Ce soir, comme demain, certaines cours, habituellement fermées au public, sont ouvertes. Si certaines restent d'accès privé d'autres ont installé en extérieur un Bar à champagne et un stand de restauration rapide (tarifs variables mais raisonnables).
C'était le cas chez Pol Roger dont les flutes en Plexiglas vert vif avaient de quoi surprendre quand on sait que c'est un Pol Roger Special Reserve NV qui fut servi au menu du mariage princier de Kate et William. Ceci étant leur couleur s'accordait parfaitement aux illuminations acidulées qui chatoyaient sur les façades de la cour et elles se repéraient ensuite dans la foule à la main de ceux qui lavaient conservé l'objet.
La matriochka de la cour Demoiselle était particulièrement attractive. Je n'y ai rien dégusté (il ne faut pas arriver après 22 heures 30 ... or il y a tant de centaines de mètres à arpenter ...) mais le décor fut un régal et une surprise incomparable.

A l'intérieur des bouteilles d'une beauté elle aussi inspirée de l'Art nouveau.
Champagne Demoiselle avec sa bouteille inspirée de l’Art Nouveau apparaît en 1985. Ce nom « Demoiselle » vient des libellules qui peuplent l’étang du château des Castaignes à Montmort près d’Epernay, propriété de Vranken. On dit que Lalique, natif de champagne, a beaucoup utilisé cet insecte parce qu'il lui était familier.

J'ai trouvé étonnant et intéressant le manège de chevaux de bois galopant au-dessus de ces jolies bouteilles. Dommage que la lumière n'était pas favorable.

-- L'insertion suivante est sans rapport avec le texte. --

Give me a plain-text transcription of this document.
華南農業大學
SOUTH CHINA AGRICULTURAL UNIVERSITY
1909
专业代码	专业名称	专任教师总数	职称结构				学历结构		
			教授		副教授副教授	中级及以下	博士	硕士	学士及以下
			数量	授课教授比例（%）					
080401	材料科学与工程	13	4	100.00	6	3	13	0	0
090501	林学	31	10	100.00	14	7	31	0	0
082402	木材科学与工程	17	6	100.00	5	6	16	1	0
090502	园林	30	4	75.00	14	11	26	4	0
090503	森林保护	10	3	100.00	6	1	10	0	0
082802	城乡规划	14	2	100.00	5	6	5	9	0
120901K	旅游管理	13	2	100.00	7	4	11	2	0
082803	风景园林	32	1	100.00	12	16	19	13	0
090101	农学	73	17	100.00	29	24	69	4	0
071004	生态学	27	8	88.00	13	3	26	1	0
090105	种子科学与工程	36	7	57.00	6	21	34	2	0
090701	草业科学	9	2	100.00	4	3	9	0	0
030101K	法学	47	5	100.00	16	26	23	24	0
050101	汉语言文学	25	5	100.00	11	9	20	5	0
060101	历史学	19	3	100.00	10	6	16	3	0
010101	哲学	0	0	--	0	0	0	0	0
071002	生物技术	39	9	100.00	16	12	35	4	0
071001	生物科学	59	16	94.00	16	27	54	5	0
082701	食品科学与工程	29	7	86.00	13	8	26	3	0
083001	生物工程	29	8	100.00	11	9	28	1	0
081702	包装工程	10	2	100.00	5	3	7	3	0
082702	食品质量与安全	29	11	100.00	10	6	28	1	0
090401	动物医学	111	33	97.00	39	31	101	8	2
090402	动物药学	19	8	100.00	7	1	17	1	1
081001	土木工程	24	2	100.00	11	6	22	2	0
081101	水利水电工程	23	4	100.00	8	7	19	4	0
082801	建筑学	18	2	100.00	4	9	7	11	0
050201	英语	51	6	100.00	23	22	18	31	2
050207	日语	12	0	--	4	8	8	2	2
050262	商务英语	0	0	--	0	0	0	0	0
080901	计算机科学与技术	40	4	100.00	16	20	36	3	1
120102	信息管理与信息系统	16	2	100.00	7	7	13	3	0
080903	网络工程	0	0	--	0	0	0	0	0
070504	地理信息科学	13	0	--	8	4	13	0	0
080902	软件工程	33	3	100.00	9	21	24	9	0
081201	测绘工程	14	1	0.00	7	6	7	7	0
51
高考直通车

Je n'ai bien entendu pas tout vu. Il me reste des découvertes à faire ou à prolonger une autre année. Tout au bout de l'Avenue se trouvent Mercier (dont je visiterai les caves après-demain) et De Castellane dont la tour étonnante est une réplique de celle de la gare de Lyon.
Je n'ai pas vu non plus le feu d'artifices qui est tiré en tout début de soirée, ce vendredi, ce qui est une bonne idée pour que les enfants ne soient pas contraints de veiller trop tard.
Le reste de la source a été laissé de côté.